"Le
voyageur... regarde avec regret et douleur le point où
il a commencé de s'égarer. Ainsi, c'est à la
publication de l'Essai historique que je dois marquer le
premier pas qui me fourvoya du chemin de la paix... Il y
a des moments où notre destinée, soit qu'elle cède à
la société, soit qu'elle obéisse à la nature, soit
qu'elle commence à nous faire ce que nous devons
demeurer, se détourne soudain de sa ligne première,
telle qu'un fleuve qui change son cours par une subite
inflexion."
Chateaubriand,
Mémoires
d'outre-tombe. Livre onzième, chapitre II, pages 676 et 677. |
1-
La fragmentation et ce qui la produit, dans l'action et la
passion. IL
s'agit d'une rupture de continuité, d'une brisure, d'une
discontinuité, d'une révolution qui, en changeant le sens,
change du même coup la signification de la route suivie.
-
a)
Le choix libre de Chateaubriand a été la paix: la ligne
première au bout de laquelle la rupture se réalise dans
l'instant: on change le sens par une subite inflexion.
-
b)
Cela revient à suivre un autre chemin que celui qu'on a
librement choisi: c'est produit par un manque de
prévoyance et de maîtrise de soi. On cède, on obéit,
on laisse faire, on s'abandonne à des conditions
extérieures:
la
société par désir de paraître: "J'espérais un
grand succès de l'ouvrage."
La nature, la recherche du plaisir, en
s'abandonnant par exemple à une passion amoureuse,
Ou en laissant faire la destinée, c'est à dire le
cours des événements qui composent une vie humaine. |
--
|
2-
La fragmentation de la vie d'un individu.
D'abord
par le temps, les glaces de la vieillesse succèdent à
l'élan créateur de la jeunesse. La fragmentation vient aussi
de ce que l'on cède à la société, que l'on suit la nature
ou encore que les événements contingents, le hasard,
interviennent; enfin il y a les événements nécessaires, la
fatalité.
Notez
l"idée de commencement. Se détourner, se convertir,
subite inflexion.
Fourvoya = me mit hors du chemin de la paix, me
détourna de mon premier choix libre. (on relira avec profit
les premières pages des Confessions de Rousseau qui
ont marqué Chateaubriand).
3-
Lucidité de Chateaubriand.
C'est
un égarement que de vouloir penser l'histoire par l'histoire
parallèle des révolutions: on ne peut que penser l'histoire
comme continuité de la fragmentation. C'est ce qui fait la
réalité historique et qui lui donne une signification selon
que l'homme obéit au meilleur de lui même (artisan de paix)

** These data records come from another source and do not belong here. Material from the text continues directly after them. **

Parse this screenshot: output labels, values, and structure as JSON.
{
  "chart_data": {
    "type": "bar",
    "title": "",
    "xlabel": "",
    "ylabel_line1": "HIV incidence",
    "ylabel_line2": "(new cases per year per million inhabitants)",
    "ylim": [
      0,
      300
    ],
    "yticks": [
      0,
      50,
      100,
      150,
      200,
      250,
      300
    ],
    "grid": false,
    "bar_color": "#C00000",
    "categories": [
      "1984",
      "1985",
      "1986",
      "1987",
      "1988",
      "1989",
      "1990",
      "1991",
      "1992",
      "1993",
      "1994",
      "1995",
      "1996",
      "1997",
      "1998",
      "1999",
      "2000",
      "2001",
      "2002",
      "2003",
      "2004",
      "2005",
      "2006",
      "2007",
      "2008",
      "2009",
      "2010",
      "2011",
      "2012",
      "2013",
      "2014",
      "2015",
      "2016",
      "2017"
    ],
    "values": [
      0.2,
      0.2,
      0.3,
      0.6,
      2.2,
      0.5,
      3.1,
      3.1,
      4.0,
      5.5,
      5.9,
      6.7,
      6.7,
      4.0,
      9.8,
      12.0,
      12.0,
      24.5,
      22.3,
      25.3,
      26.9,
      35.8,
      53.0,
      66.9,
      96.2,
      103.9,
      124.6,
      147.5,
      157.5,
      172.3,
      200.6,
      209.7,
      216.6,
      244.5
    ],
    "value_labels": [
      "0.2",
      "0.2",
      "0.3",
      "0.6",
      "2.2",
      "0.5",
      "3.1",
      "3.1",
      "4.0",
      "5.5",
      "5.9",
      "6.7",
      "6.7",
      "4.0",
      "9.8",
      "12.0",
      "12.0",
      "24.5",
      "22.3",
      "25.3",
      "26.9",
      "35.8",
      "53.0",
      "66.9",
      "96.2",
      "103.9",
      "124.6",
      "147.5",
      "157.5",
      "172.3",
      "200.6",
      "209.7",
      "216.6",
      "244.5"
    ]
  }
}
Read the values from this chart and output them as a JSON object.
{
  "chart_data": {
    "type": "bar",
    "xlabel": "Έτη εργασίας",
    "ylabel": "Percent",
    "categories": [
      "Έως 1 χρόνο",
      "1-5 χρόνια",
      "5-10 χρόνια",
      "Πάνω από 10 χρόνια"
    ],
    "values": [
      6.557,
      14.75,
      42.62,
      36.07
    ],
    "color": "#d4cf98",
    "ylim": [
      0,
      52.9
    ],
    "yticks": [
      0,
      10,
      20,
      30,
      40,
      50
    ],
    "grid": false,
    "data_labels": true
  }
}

ou qu'il se laisse aller à subir les passions infligées par
le temps et les conditions.
L'histoire
épouse le mouvement du temps. La réalité historique comme
fragmentation se brise sans cesse. Ainsi le sens,
l'orientation et surtout la signification de l'histoire, c'est
la réalité historique:
signification de l'histoire = réalité historique.
La
solution au problème auquel se heurte un effort pour penser
l'histoire, problème posé par l'insertion réciproque de la
continuité et de la discontinuité, sera de prendre
l'histoire de sa vie comme paradigme (= exemple qui éclaire)
du devenir historique et par ce moyen révéler une
signification, un sens de ce devenir.